New Roots finds its roots

Prior to the pandemic, Perry participated in a social impact business incubator course, with the aim of creating a business that’s wanted and needed by local residents. New Roots blends combines his love of community building and giving back with a need to address the challenge some newcomers have in building connections and meeting new people in the community.

“People spoke about how welcoming New West was once they had broken into some connections, but actually building those initial connections was a real struggle,” he says of his research.

It was also through that social incubator program that the business’s name, New Roots, took shape.

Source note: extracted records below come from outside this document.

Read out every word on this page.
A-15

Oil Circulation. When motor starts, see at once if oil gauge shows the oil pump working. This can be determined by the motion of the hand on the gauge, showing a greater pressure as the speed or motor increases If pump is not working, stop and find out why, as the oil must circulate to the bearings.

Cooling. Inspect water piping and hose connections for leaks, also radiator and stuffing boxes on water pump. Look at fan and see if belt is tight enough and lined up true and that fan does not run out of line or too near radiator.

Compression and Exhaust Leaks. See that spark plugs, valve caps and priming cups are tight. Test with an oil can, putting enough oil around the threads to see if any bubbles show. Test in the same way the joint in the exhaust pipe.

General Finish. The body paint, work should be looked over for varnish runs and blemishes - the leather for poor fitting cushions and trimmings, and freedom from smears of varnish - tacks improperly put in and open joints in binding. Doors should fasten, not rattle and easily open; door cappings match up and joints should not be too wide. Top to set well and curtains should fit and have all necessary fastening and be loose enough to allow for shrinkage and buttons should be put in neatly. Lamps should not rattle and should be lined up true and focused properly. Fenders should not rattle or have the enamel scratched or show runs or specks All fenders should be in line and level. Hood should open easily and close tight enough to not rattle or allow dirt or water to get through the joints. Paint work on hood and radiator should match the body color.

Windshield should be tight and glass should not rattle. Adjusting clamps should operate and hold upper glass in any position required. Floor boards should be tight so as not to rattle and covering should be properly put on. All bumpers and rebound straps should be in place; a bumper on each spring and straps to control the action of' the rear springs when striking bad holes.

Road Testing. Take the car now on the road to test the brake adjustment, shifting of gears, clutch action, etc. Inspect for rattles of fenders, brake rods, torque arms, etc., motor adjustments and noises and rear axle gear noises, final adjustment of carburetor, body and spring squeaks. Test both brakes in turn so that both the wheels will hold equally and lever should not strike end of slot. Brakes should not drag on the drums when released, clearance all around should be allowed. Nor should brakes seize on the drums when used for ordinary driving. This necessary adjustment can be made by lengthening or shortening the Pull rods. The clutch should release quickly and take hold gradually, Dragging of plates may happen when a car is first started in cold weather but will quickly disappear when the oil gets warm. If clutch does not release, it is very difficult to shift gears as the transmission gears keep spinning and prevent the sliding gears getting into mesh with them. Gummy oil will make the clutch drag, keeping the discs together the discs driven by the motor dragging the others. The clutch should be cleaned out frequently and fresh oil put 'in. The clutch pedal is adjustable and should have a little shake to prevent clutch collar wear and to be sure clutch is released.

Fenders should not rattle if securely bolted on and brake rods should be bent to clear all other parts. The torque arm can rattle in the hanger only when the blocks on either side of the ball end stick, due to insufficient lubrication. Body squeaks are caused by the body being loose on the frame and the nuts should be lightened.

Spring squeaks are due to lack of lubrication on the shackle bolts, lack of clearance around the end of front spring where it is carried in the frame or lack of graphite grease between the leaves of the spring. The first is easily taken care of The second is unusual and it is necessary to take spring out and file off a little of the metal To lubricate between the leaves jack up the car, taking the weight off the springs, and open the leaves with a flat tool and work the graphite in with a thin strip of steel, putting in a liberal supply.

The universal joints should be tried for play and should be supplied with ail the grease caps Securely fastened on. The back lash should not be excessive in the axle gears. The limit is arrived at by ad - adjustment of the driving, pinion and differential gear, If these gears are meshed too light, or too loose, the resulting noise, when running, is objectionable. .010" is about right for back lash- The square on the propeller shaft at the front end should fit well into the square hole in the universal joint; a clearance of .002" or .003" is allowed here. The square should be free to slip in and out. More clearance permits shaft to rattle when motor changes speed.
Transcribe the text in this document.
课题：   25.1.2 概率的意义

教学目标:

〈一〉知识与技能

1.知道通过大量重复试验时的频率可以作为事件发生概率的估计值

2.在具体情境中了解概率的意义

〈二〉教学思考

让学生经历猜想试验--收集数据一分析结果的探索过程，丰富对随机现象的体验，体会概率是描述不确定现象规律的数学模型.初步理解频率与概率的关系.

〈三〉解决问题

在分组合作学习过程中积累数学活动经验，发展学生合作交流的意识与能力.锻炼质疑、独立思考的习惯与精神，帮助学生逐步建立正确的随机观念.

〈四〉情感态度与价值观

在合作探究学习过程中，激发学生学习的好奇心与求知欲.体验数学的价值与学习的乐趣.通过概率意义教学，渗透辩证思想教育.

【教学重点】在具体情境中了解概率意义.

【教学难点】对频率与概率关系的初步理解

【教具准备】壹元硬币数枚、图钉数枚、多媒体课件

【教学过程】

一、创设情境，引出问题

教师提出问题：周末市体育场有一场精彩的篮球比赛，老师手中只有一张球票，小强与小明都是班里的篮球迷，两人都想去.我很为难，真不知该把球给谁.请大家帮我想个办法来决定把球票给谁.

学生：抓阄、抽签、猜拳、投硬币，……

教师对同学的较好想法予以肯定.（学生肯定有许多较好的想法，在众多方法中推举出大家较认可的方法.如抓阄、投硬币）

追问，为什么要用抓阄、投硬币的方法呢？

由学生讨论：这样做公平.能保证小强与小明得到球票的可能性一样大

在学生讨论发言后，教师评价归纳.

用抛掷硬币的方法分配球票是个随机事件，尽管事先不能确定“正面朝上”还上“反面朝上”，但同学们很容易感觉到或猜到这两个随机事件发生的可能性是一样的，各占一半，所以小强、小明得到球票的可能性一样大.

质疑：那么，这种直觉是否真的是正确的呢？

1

“We are helping people dig new roots in the community,” Perry says. “It has the word ‘new’ in it which feels like it’s a part of New West, and it just really embodied the nature about what we are trying to do. It also, we are trying not only to support new people coming to town but also new businesses that are in town. So any new business that opens can participate in the welcome gifts at whatever price point will work for their budget because we are really committed to help them dig new roots into the community as well.”

Perry hopes New Roots can help newcomers make connections with other residents and to local businesses.

“The plan is to have multiple events each month where people who are new to town, whether they are coming from another city, another province, another country can get together, meet each other, have some conversation prompts and try to find some common connections, get their questions answered about what’s available in town,” he says. “They’ll and then also get sent home with a welcome package that will have information about the community, as well as some free samples or introductory offers that the different businesses and organizations around town can provide to really introduce them to what New West is offering.”

Through the welcome packages, New Roots will distribute schwag and coupons that have been contributed from local businesses.

Perry said the welcome packages are a great way for businesses to reach people who haven’t yet become attached to particular services and products around town – and a way of New West to be a warm and welcoming place for newcomers.

Perry chose a “fascinating” business format with which to launch New Roots.

“New Roots is a community contribution company, which is exciting incorporation style that ensures that the needs of the community are put ahead of profit. This corporate structure is only available in B.C., Nova Scotia and the U.K.,” he says. “We chose this structure because I feel strongly that being a good corporate citizen should be more than just a promise. Having it embedded into the legal structure of a company is a future that I want to see more of. I want businesses to be built who are legally mandated to put the needs of the community first. So I am happy and excited to be part of that revolution.”

More details about getting involved in New Roots events or supporting the welcome packages can be found at www.new-roots.ca.